O ministro da Saúde, Alexandre Padilha, reforçou a importância de as pessoas que tiveram contato com a fumaça a ficarem atentas a alguns sintomas. “A qualquer sinal de tosse, falta de ar ou cansaço é preciso que a pessoa procure um profissional de saúde. Esse é um alerta que fazemos, porque é muito comum nessas situações o desenvolvimento de um quadro de tosse e falta de ar. Isso é o que chamamos de pneumonia química. Este quadro pode se desenvolver até três dias depois do acidente”, observou o ministro.
Transplante de pele
Tecidos de bancos de pele de Pernambuco e São Paulo já foram transferidos para o Rio Grande do Sul para ajudar pacientes que necessitarão de transplante de pele ao longo do tratamento. Também foi realizado o contato com os ministros da Saúde de Cuba, Argentina, Uruguai e Peru que se comprometeram a transferir tecidos ao Brasil, caso haja necessidade. “Se for necessário, nós teremos esses bancos de pele à disposição, além de outras tecnologias, por exemplo, como produção a partir de células tronco que podem ser utilizadas, caso seja necessário”, destacou Padilha.
Forças armadas
De acordo com o Exército, a movimentação de seus efetivos militares para atendimento às vítimas da tragédia se dá em duas frentes: no Hospital de Guarnição de Santa Maria, com 120 profissionais, e no apoio em ações de logística e de segurança, em que atuam 257 militares. Foram colocadas à disposição das autoridades 51 viaturas, entre elas três ambulâncias.

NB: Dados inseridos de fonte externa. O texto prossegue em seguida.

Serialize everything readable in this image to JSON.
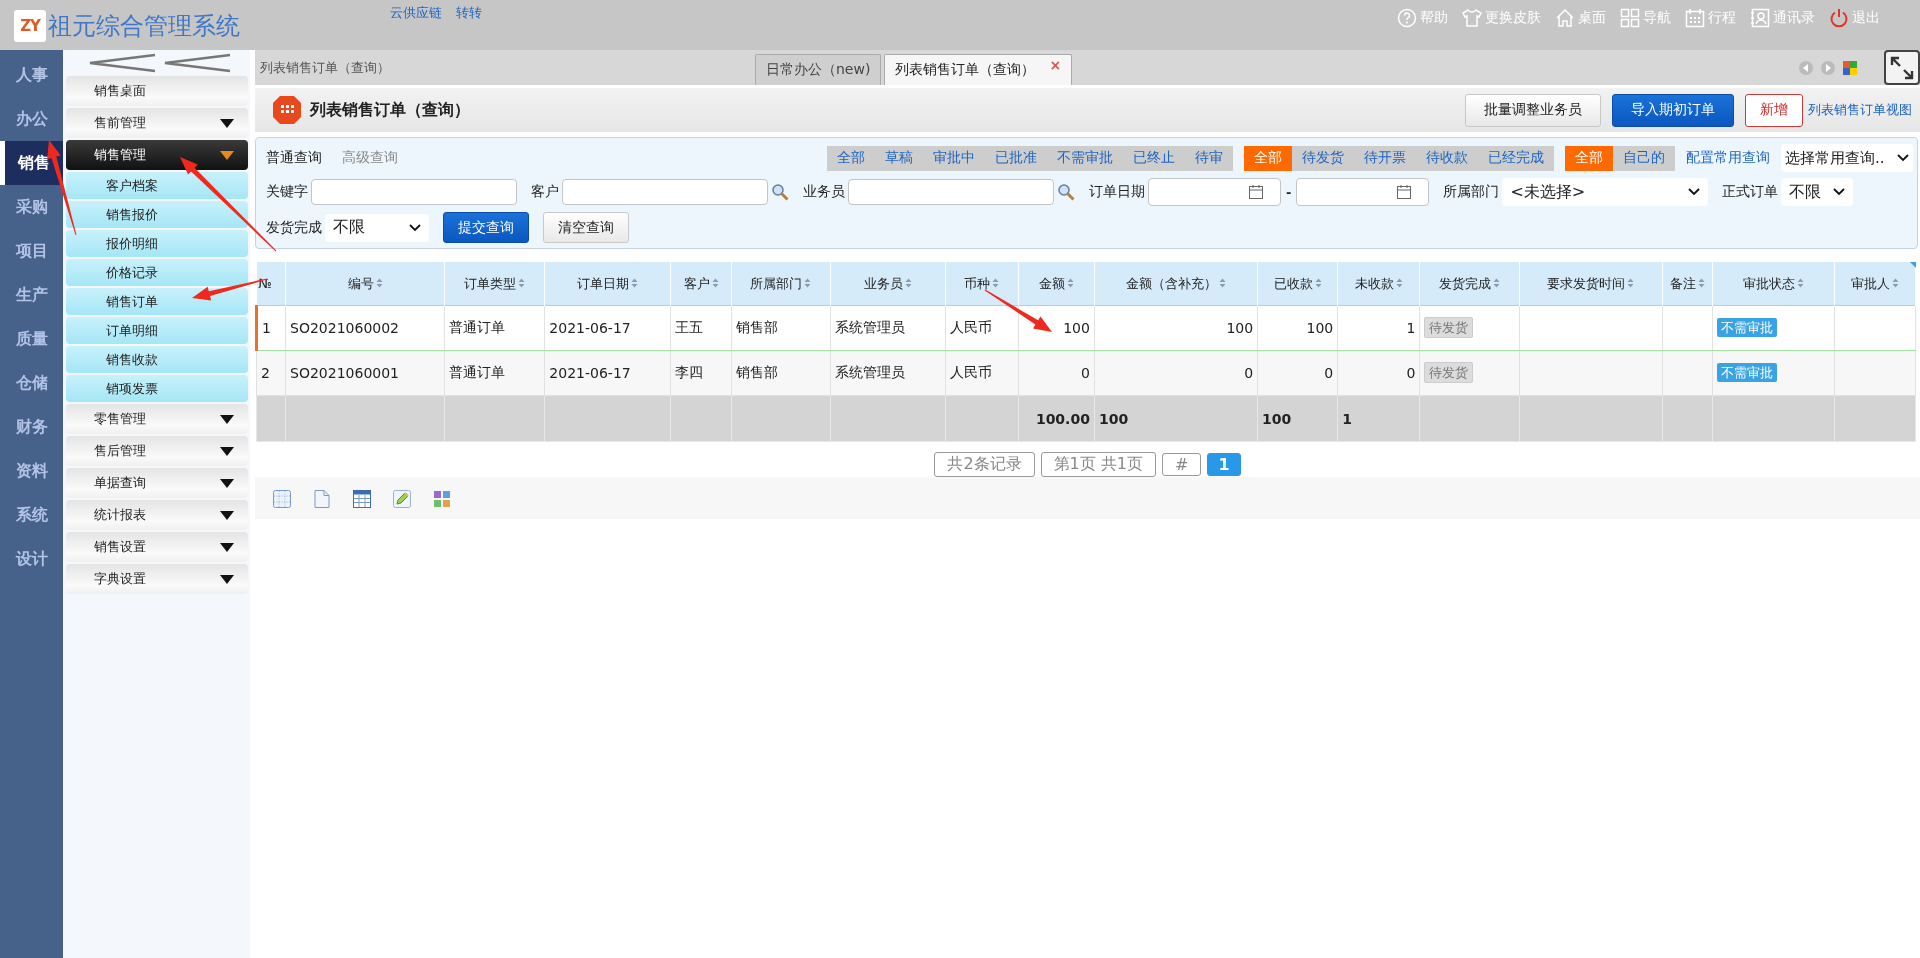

Duas equipes de médicos e enfermeiros da FAB atuam na missão: uma no Hospital de Caridade, em Santa Maria, onde faz o tratamento intensivo dos pacientes e triagem daqueles que necessitam de traslado para Porto Alegre; e uma segunda que embarca nos voos de traslado, quando pelo menos um médico e um enfermeiro acompanha cada um dos pacientes.
Os feridos são levados para Porto Alegre após decisão conjunta de médicos, que avaliam a necessidade de transporte e o quadro clínico. Durante o voo, cada paciente é acompanhado por, pelo menos, um médico e um enfermeiro.
A Força Aérea também disponibilizou helicópteros H-60 Blackhawk do esquadrão aéreo de Santa Maria, quatro aeronaves para cumprir missões de UTI aérea e um C-130 Hércules para transportar médicos cirurgiões, enfermeiros e suprimentos provenientes do Hospital de Força Aérea do Galeão para o atendimento aos feridos. De acordo com a FAB, o Hospital de Aeronáutica de Canoas também foi colocado à disposição.
Doações
Apesar da tragédia, o estoque de sangue da região não foi comprometido, mas ainda assim o ministério faz campanha, desde segunda-feira (28), para que as pessoas doem sangue. “Alguns pacientes vão ficar por um período prolongado em UTI, então pode precisar de doação de sangue”, explicou o ministro.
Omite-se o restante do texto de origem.